When vaccinating Kittens, they should be at least 8 to 12 weeks old and free of parasites. It is best to deworm the cat and/or kittens approximately two weeks before immunization. You can have the feces analyzed to be sure that parasites are not present but this can cost in addition to the deworming costs. Or you can assume that worms maybe there and just do prevention. Remember to avoid contact with other pets that may not have been immunized as the vaccination is not effective until about a week later. A second dose maybe required to be effective and provide the protection. Some Vaccinations also require annual boosters or a booster every several years.

Examples of some of the Cat parasites that affect humans are fleas, ticks, mites, lice and maggots which are the major external parasites that you want to check for regularly and treat if present. Some of these pests transmit diseases and lay eggs on the animal so repeat treatments are required. Scratching is often a clue. Check ears often for ear mites!

The major concerns to humans and particularly children are Internal parasites which include a variety of worms (round, hook, whip, thread, tape) and single-celled organisms that you can not detect until they have taken their toll on your pet or worse yet have transferred to people such as the dreaded “pin worms”. If you have other pets such as dogs, remember that your dog maybe the carrier and pass on “bugs” to your indoor cats.
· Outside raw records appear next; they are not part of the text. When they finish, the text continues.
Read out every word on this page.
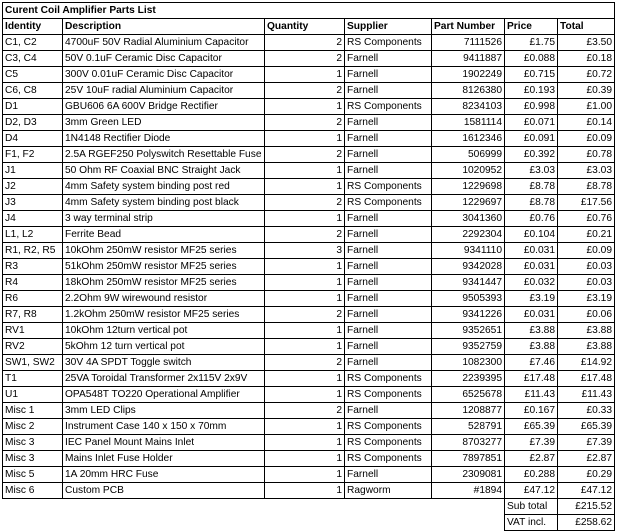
Curent Coil Amplifier Parts List						
Identity	Description	Quantity	Supplier	Part Number	Price	Total
C1, C2	4700uF 50V Radial Aluminium Capacitor	2	RS Components	7111526	£1.75	£3.50
C3, C4	50V 0.1uF Ceramic Disc Capacitor	2	Farnell	9411887	£0.088	£0.18
C5	300V 0.01uF Ceramic Disc Capacitor	1	Farnell	1902249	£0.715	£0.72
C6, C8	25V 10uF radial Aluminium Capacitor	2	Farnell	8126380	£0.193	£0.39
D1	GBU606 6A 600V Bridge Rectifier	1	RS Components	8234103	£0.998	£1.00
D2, D3	3mm Green LED	2	Farnell	1581114	£0.071	£0.14
D4	1N4148 Rectifier Diode	1	Farnell	1612346	£0.091	£0.09
F1, F2	2.5A RGEF250 Polyswitch Resettable Fuse	2	Farnell	506999	£0.392	£0.78
J1	50 Ohm RF Coaxial BNC Straight Jack	1	Farnell	1020952	£3.03	£3.03
J2	4mm Safety system binding post red	1	RS Components	1229698	£8.78	£8.78
J3	4mm Safety system binding post black	2	RS Components	1229697	£8.78	£17.56
J4	3 way terminal strip	1	Farnell	3041360	£0.76	£0.76
L1, L2	Ferrite Bead	2	Farnell	2292304	£0.104	£0.21
R1, R2, R5	10kOhm 250mW resistor MF25 series	3	Farnell	9341110	£0.031	£0.09
R3	51kOhm 250mW resistor MF25 series	1	Farnell	9342028	£0.031	£0.03
R4	18kOhm 250mW resistor MF25 series	1	Farnell	9341447	£0.032	£0.03
R6	2.2Ohm 9W wirewound resistor	1	Farnell	9505393	£3.19	£3.19
R7, R8	1.2kOhm 250mW resistor MF25 series	2	Farnell	9341226	£0.031	£0.06
RV1	10kOhm 12turn vertical pot	1	Farnell	9352651	£3.88	£3.88
RV2	5kOhm 12 turn vertical pot	1	Farnell	9352759	£3.88	£3.88
SW1, SW2	30V 4A SPDT Toggle switch	2	Farnell	1082300	£7.46	£14.92
T1	25VA Toroidal Transformer 2x115V 2x9V	1	RS Components	2239395	£17.48	£17.48
U1	OPA548T TO220 Operational Amplifier	1	RS Components	6525678	£11.43	£11.43
Misc 1	3mm LED Clips	2	Farnell	1208877	£0.167	£0.33
Misc 2	Instrument Case 140 x 150 x 70mm	1	RS Components	528791	£65.39	£65.39
Misc 3	IEC Panel Mount Mains Inlet	1	RS Components	8703277	£7.39	£7.39
Misc 3	Mains Inlet Fuse Holder	1	RS Components	7897851	£2.87	£2.87
Misc 5	1A 20mm HRC Fuse	1	Farnell	2309081	£0.288	£0.29
Misc 6	Custom PCB	1	Ragworm	#1894	£47.12	£47.12
					Sub total	£215.52
					VAT incl.	£258.62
Most dangerous to pregnant women, is the Protozoa Toxoplasma Gondaii, found in cat feces. This organism can affect the unborn child and may even cause miscarriage. It is best that pregnant women do not clean the cats’ litter tray and/or take precautions and ensure that regular deworming is scheduled for their cats. There are many “automated” kitty waste systems which pregnant cat owners should consider investing in if the chores of cleaning the cat litter tray is their sole responsibility.

Like us, every part of the cats’ body can be affected by some diseases and health problems, mouth and teeth by stomatitis, respiratory ailments, eye disorders like conjunctivitis, ear disorders, kidney disease, the circulatory system by anemia, heartworm and leukemia.

Pay attention to your pets health and be especially concern if your cat should vomits, collapses, has diarrhea, trouble breathing, bleeding or has dilated pupils. Loss of appetite is usually not serious unless it lasts for more than 24 hours. Watch your Cat for subtle signs of disease, listlessness, sneezing, coughing, closed eyelids, cloudy eyes, mouth odor, limping, pain, constipation, frequent urination or straining to urinate, and discharges from eyes, ears or nose. Also watch for changes in their regular habits such as sleeping more, soreness, irritable etc. Usually, the Cat will tell us something is wrong before the problem becomes critical. A trip to the Vet Clinic maybe required to confirm any issues.

Your Cats will start to show signs of old age around 10 years of age, which translates to about 60 years in a cats’ life. The average lifespan for a cat is 15 years. Even if they cannot live nine lives (although some seem to), they can live a long, healthy life when given consistent, responsible care.

Taking care of your Cats’ health is much the same as you do for yourself. Pay attention, prevent what you can and if you suspect something, get it check out.